I remember one joke in particular. Keith (David Cassidy) is trying to give big brotherly advice to Danny (Danny Bonaduce). He says “If you just believe, you can be anything you want to be.”

Danny responds, “Great! I want to be a black woman.” Laugh track ensues. Because everybody knows that a pale white, red-headed, freckle-faced kid cannot grow up to be a black woman.

I was thinking about that scene as I was listening to Bishop Robert Barron Feb. 6, giving a riveting talk on relativism to a packed house here in Denver. As he spoke about the philosophical underpinnings of relativistic thinking, I realized that joke couldn’t be told today. Because, as a society, we don’t seem to agree that race, gender, or just about anything else, are based in any kind of objective truth.

Bishop Barron spoke of a video you may have seen. A rather short male interviewer asks college students what they would think if he told them he identifies as a woman. Then an Asian woman. Then a 6’4” Asian woman. They hesitate at times, but all ultimately agree that if that is his “truth,” then he is indeed entitled to be a tall Asian woman.

That is the ultimate expression of relativism.

Relativism, boiled down, is essentially the belief that there is no “objective” truth that is true for all. Rather, we as individuals, each establish our own subjective “truths,” and we live “authentically” to the extent that we honor these individual “truths.”
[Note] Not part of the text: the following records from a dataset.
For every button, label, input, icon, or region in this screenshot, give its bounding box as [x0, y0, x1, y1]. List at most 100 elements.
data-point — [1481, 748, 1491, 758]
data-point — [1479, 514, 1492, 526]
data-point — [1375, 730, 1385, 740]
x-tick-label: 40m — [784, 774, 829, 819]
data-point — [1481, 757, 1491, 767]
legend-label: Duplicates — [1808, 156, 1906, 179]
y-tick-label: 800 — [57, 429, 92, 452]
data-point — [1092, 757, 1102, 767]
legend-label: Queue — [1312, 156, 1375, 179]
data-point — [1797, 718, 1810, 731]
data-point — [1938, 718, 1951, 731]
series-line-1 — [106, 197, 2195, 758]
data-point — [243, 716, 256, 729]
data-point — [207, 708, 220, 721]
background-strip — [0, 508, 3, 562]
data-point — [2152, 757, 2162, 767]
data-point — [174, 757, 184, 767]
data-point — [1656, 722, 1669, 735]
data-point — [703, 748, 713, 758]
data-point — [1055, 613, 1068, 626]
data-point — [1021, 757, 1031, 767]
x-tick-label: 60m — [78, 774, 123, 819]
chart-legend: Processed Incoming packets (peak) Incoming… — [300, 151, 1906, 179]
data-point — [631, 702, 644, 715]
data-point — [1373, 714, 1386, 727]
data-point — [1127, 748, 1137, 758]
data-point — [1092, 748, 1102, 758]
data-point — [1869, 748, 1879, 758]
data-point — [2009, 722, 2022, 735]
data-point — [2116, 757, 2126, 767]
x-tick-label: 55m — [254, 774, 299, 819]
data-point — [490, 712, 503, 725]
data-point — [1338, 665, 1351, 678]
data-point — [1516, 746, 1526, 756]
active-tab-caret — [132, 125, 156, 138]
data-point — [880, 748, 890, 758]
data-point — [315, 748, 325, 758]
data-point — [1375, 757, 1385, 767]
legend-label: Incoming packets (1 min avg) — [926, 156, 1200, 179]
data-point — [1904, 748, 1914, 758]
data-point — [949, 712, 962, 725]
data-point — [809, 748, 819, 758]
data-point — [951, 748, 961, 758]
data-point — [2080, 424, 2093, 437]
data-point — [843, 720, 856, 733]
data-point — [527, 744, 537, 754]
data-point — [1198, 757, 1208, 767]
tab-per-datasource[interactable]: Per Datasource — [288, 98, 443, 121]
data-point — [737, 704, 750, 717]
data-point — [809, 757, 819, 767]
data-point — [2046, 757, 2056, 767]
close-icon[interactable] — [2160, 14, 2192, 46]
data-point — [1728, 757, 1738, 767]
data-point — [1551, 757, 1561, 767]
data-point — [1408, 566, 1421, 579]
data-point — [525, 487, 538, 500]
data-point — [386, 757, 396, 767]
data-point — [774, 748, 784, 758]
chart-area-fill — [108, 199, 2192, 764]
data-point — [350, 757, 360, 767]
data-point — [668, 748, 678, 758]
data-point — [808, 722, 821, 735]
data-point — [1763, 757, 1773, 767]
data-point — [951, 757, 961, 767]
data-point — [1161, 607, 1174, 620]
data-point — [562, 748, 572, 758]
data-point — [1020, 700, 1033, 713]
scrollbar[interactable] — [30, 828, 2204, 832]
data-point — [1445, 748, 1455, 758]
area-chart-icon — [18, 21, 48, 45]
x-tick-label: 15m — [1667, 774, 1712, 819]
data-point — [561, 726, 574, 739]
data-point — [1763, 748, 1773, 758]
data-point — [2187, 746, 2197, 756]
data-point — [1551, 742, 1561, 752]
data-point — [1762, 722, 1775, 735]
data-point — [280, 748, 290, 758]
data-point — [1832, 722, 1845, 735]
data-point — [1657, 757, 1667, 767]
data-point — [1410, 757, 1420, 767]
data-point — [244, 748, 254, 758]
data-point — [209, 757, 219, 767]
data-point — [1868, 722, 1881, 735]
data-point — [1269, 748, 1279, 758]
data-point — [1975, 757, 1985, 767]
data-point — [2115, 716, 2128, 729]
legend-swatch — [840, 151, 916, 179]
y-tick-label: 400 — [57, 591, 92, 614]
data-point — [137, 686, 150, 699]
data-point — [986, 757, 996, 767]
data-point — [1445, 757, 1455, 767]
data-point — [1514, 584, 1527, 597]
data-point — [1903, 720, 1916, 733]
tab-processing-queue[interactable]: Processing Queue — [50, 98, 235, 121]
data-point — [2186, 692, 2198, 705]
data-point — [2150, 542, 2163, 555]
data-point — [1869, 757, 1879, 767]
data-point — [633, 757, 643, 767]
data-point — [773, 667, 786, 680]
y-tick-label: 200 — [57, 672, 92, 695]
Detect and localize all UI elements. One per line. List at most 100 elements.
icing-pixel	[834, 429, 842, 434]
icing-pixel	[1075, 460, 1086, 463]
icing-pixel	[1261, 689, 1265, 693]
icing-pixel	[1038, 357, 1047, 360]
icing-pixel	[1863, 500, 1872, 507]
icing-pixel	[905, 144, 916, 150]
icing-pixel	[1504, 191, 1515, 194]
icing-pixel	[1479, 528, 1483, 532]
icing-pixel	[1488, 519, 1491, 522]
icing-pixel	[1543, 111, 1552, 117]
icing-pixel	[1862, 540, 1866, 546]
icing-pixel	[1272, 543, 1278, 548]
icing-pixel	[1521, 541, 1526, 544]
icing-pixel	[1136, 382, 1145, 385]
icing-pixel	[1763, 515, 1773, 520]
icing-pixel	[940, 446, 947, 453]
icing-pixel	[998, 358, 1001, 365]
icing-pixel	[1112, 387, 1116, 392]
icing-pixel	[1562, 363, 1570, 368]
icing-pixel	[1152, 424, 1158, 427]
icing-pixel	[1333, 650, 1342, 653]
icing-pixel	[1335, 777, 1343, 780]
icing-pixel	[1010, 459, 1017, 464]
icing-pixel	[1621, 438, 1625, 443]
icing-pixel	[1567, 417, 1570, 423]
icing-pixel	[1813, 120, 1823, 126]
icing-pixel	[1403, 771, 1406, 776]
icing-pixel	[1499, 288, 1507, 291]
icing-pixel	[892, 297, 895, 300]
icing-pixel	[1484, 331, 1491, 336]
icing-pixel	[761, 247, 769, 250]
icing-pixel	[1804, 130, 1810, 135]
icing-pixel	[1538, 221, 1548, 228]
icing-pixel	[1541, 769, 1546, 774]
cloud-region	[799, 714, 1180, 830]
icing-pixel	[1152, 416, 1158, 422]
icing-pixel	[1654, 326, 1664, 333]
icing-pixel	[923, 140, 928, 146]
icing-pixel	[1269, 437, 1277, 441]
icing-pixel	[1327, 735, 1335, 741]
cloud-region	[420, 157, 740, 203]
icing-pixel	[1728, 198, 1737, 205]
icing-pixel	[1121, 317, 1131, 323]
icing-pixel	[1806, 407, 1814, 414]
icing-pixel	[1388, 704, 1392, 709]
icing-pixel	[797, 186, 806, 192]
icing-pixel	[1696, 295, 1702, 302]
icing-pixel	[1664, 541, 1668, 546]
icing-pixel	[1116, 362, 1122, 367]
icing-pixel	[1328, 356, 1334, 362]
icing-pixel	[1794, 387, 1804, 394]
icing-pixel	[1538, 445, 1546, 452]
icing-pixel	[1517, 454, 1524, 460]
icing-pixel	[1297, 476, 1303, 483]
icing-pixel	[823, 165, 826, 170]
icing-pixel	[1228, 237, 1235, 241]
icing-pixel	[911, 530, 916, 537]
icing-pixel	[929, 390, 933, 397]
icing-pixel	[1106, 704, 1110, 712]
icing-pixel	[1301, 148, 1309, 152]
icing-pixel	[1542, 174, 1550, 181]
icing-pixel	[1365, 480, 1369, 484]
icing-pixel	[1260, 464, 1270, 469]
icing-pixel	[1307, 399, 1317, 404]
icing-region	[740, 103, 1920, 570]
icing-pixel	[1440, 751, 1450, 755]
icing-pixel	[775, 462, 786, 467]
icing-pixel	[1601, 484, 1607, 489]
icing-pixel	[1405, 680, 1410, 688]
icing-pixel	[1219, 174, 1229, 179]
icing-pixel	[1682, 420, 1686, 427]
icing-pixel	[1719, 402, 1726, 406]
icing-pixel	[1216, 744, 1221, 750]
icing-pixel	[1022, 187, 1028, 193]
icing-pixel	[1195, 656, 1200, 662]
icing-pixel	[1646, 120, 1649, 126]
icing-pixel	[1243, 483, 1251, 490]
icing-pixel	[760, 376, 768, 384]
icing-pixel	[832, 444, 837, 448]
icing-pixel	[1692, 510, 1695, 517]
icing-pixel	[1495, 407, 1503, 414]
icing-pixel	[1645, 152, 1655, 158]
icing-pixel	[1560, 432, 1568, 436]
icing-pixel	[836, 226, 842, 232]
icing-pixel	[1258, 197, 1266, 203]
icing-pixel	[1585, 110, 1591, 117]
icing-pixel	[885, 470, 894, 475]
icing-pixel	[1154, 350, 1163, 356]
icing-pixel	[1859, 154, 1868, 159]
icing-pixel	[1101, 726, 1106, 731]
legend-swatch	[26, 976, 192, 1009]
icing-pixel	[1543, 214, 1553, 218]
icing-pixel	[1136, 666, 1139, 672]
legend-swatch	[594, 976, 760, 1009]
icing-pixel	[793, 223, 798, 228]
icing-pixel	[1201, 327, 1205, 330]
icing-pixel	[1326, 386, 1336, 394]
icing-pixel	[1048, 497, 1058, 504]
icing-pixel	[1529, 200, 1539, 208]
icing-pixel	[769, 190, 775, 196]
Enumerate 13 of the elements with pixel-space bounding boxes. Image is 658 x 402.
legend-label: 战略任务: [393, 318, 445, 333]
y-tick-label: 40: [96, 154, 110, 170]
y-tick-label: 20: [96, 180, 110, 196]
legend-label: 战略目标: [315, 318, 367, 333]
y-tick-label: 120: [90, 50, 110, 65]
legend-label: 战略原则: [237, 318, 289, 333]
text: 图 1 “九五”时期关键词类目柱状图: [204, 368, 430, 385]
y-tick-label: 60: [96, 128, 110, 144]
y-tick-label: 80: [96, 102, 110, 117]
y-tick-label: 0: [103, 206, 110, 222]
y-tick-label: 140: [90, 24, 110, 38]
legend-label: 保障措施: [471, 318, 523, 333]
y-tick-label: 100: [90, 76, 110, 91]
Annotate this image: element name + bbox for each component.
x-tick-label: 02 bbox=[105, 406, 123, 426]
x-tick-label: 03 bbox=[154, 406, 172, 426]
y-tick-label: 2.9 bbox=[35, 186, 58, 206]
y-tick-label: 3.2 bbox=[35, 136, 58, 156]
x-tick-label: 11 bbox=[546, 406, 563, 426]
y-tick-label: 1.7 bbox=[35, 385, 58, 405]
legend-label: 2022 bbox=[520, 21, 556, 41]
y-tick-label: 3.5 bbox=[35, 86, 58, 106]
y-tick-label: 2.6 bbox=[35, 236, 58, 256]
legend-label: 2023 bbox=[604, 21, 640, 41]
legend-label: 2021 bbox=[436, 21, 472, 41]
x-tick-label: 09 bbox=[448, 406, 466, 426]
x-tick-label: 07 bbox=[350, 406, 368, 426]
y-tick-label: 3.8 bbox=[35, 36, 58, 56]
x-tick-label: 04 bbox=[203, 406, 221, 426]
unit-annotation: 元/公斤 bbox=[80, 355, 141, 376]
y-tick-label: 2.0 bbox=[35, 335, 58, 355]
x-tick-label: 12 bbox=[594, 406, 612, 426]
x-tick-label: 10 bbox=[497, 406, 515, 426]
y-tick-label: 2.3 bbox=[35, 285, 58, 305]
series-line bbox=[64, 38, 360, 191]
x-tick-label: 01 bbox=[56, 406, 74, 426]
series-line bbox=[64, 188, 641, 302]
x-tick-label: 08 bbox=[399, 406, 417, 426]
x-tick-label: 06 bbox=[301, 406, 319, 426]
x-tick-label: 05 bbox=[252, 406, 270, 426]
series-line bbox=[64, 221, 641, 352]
The speed with which we have descended down this path is breathtaking. When I was in my 20’s (which was not long ago at all — right???), I used to debate abortion at Berkeley. Not exactly a friendly audience — I remember mentally noting exits, including windows, that I could utilize if things got out of hand. But they showed up, and they listened, because there was still some understanding in society that there was such a thing as truth, and hence an openness to listen to others to see if together we could arrive at that truth. Or, at the very least, that I could employ the truth as I see it to convince you that your understanding of the truth is flawed.

Not so today. Open discussion of controversial issues is almost nonexistent on most college campuses. Of course. If I have my truth and you have your truth, what would be the point? We are just supposed to respect each others’ truths and move on.

But the problem is that we all have to play together in the same sandbox. Somebody’s truth has to rule our social interaction. If we can’t come to an agreement about whose truth is truer, then the only option left is force. And so, instead of listening to what you have to say, I attempt to forcibly shut you down. I smash windows. I disrupt your talk. Or, alternatively, I call on the authority of the university to do that dirty work for me while I hide in a safe space with my crayons and puppy videos.

Pope Benedict XVI called relativism a “dictatorship.” And, ironically, it is. The philosophy that purports to allow everyone to believe as he wishes, actually allows no one to believe in anything but relativism. And because there need be no rhyme nor reason behind any individual belief, enforcement through persuasion becomes impossible. Hence, the inevitable clash of ideologies. And it will be the stronger, not the most persuasive, who will prevail.

Parents, please — teach your children that there is such a thing as truth. That yes, we may disagree with others about what that truth is. That we respect people — all people — regardless of their beliefs. (Another objective truth.) But beneath the disagreement, there is a truth. There is a God or there isn’t. Jesus Christ is divine or He isn’t. Sexual expression has an inherent meaning or it doesn’t. Gender is fixed or it isn’t.

[And parents, if you want help with this, get your hands on Chris Stefanik’s book Absolute Relativism, and check out his YouTube videos on the same subject.]

In any disagreement about objective truths, someone is right and someone is wrong. Or perhaps both are partially wrong and neither grasps the full truth. But the truth is there.

In the old days, our goal was to find it.